Vous êtes très critique à l’égard des médias, quel regard portez-vous sur ce monde ? L’Humanité y occupe-
t-elle une place particulière ?
Jean-Luc Mélenchon. Je suis critique à l’égard du système médiatique. Cela ne met en cause ni les personnes ni les titres par eux-mêmes. Mais cette critique est centrale dans mon combat. Elle concerne un pilier fondamental de la souveraineté populaire. Car en République le citoyen doit se prononcer sur l’intérêt général. Pour cela, il n’a qu’un instrument : sa raison. Et pour raisonner, il a besoin de deux éléments fondamentaux : avoir été éduqué par une éducation laïque et de haut niveau, et être continuellement et correctement informé sur les enjeux du monde qui l’entoure. Sans ces deux éléments, il n’y a ni démocratie ni République possible. Les médias ont donc un rôle absolument crucial. C’est pour cela que nous sommes particulièrement exigeants à leur égard. Trop souvent, les grands médias et les médiacrates se complaisent dans le spectaculaire, l’anecdotique, les petites phrases.
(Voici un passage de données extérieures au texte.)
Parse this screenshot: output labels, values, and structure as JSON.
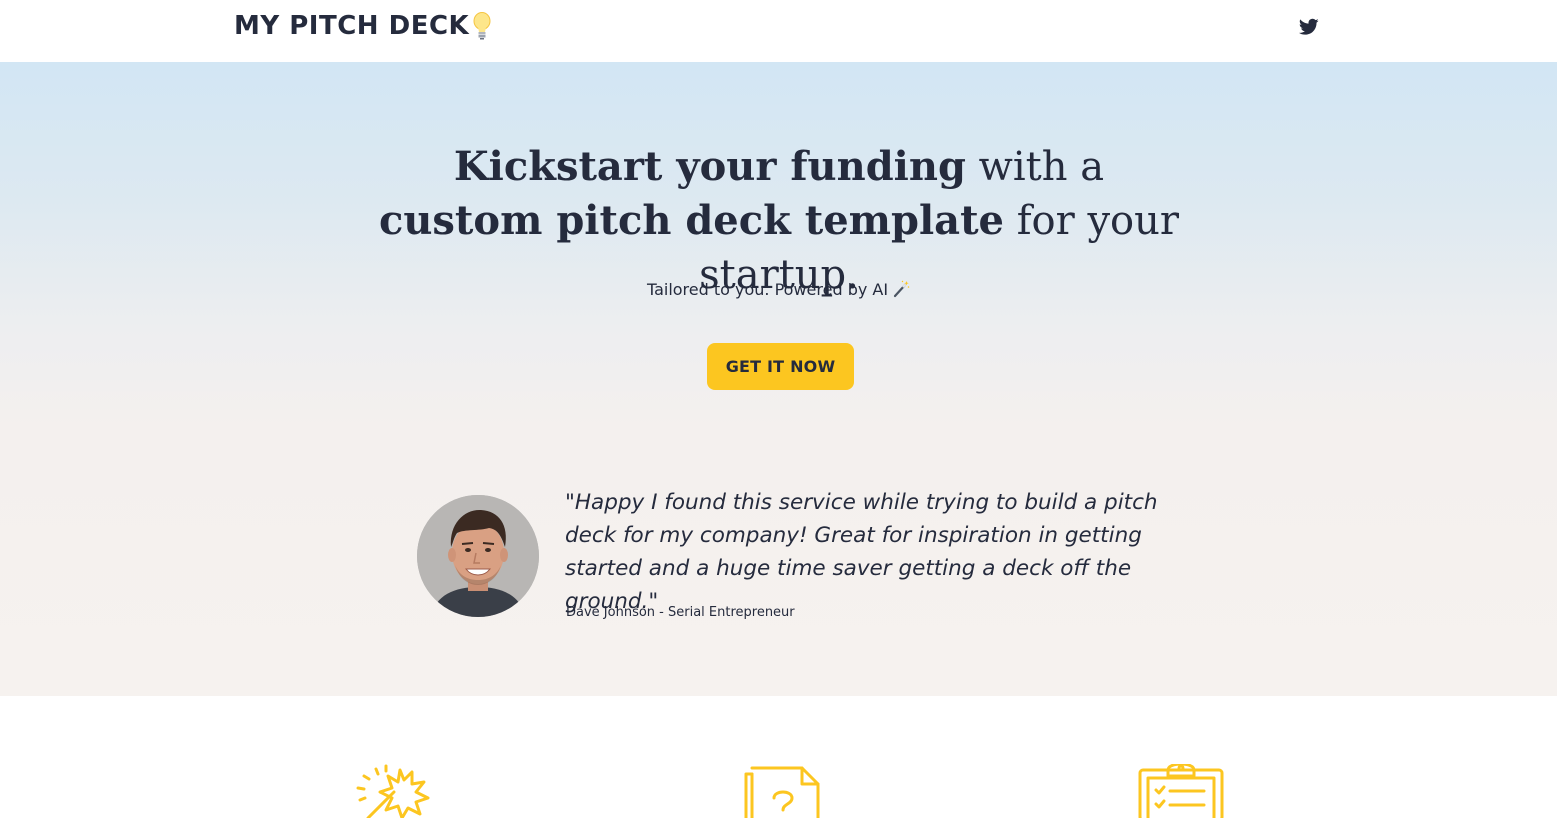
{
  "navbar": {
    "brand": "MY PITCH DECK",
    "brand_icon": "lightbulb-icon",
    "social_icon": "twitter-icon"
  },
  "hero": {
    "headline": {
      "part1": "Kickstart your funding",
      "part2": " with a ",
      "part3": "custom pitch deck template",
      "part4": " for your startup."
    },
    "subtitle": "Tailored to you. Powered by AI",
    "subtitle_icon": "magic-wand-icon",
    "cta_label": "GET IT NOW"
  },
  "testimonial": {
    "quote": "\"Happy I found this service while trying to build a pitch deck for my company! Great for inspiration in getting started and a huge time saver getting a deck off the ground.\"",
    "author": "Dave Johnson - Serial Entrepreneur",
    "avatar_icon": "person-avatar"
  },
  "features": {
    "icons": [
      "magic-burst-icon",
      "question-document-icon",
      "clipboard-checklist-icon"
    ]
  },
  "colors": {
    "accent": "#fcc620",
    "text": "#252b3d",
    "hero_top": "#d2e6f4",
    "hero_bottom": "#f6f2ef"
  }
}
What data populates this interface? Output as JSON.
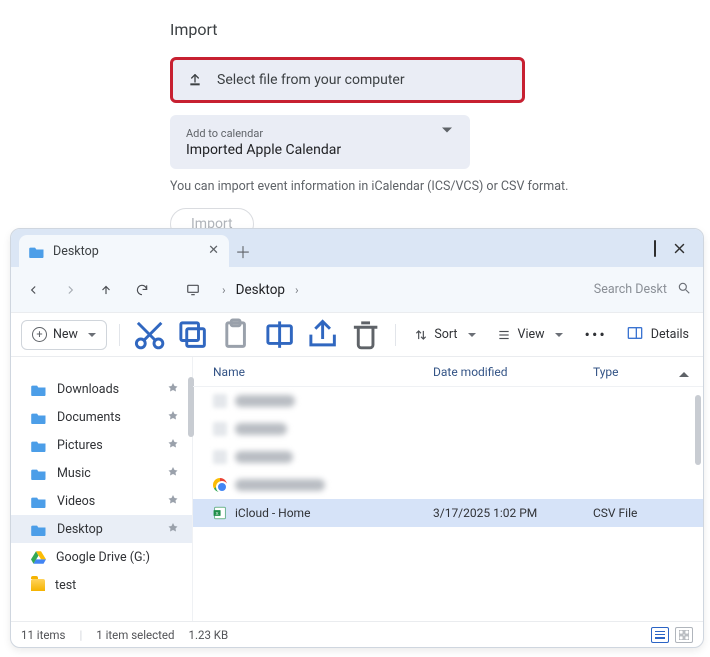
{
  "import": {
    "title": "Import",
    "select_label": "Select file from your computer",
    "add_label": "Add to calendar",
    "add_value": "Imported Apple Calendar",
    "helper": "You can import event information in iCalendar (ICS/VCS) or CSV format.",
    "button": "Import"
  },
  "explorer": {
    "tab_title": "Desktop",
    "breadcrumb": "Desktop",
    "search_placeholder": "Search Deskt",
    "toolbar": {
      "new": "New",
      "sort": "Sort",
      "view": "View",
      "details": "Details"
    },
    "headers": {
      "name": "Name",
      "date": "Date modified",
      "type": "Type"
    },
    "sidebar": {
      "items": [
        {
          "label": "Downloads"
        },
        {
          "label": "Documents"
        },
        {
          "label": "Pictures"
        },
        {
          "label": "Music"
        },
        {
          "label": "Videos"
        },
        {
          "label": "Desktop"
        },
        {
          "label": "Google Drive (G:)"
        },
        {
          "label": "test"
        }
      ]
    },
    "selected_file": {
      "name": "iCloud - Home",
      "date": "3/17/2025 1:02 PM",
      "type": "CSV File"
    },
    "status": {
      "count": "11 items",
      "selection": "1 item selected",
      "size": "1.23 KB"
    }
  }
}
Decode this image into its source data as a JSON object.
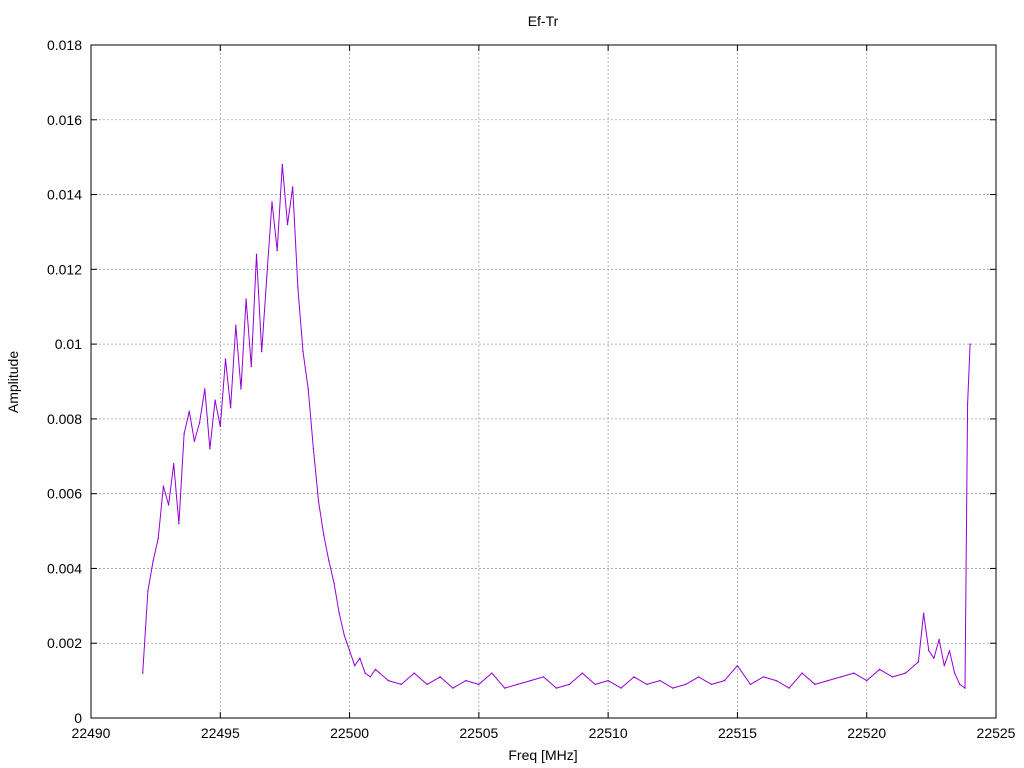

Aujourd’hui, l’information est bien souvent un simple spectacle entre deux espaces publicitaires pour « cerveaux disponibles ». Tout cela est bien sûr la conséquence de la possession des grands médias par des groupes privés. Mais le secteur public n’y échappe pas du tout, au contraire. Car la domestication des professionnels des médias est très avancée. Il faut dire qu’elle repose sur un moyen de pression colossal : la précarité généralisée dans laquelle vivent les journalistes de terrain. Dans ce paysage des médias, des professionnels résistent. Bien sûr, l’Humanité en fait partie. Sans l’Humanité, il n’y aurait jamais eu de décryptage du traité européen en 2005 ou de l’ANI cette année. Sans l’Humanité, les salariés en lutte seraient complètement absents du paysage médiatique. Sans l’Humanité, le Front de gauche subirait un ostracisme encore plus grand. Ce travail est extrêmement précieux pour nous.
«C’est par des informations étendues et exactes que nous voudrions donner à toutes
les intelligences libres le moyen de comprendre et de juger
elles-mêmes les événements
du monde», écrivait Jaurès dans le premier édito de l’Humanité. À l’heure d’Internet et des réseaux sociaux, est-ce
encore un enjeu aujourd’hui ?
Jean-Luc Mélenchon. Cette phrase de Jaurès prouve que l’information, et donc le journalisme, est un métier. Une qualification. Certes, les blogs et les réseaux sociaux permettent davantage de réactivité et d’esprit critique. Les bidonnages médiatiques sont plus rapidement dégonflés. Tant mieux. En cela, ils ne doivent pas être vus comme des adversaires des médias, mais bien comme une boussole. Ils exercent une vigilance citoyenne dont les journalistes honnêtes et sérieux n’ont rien à craindre.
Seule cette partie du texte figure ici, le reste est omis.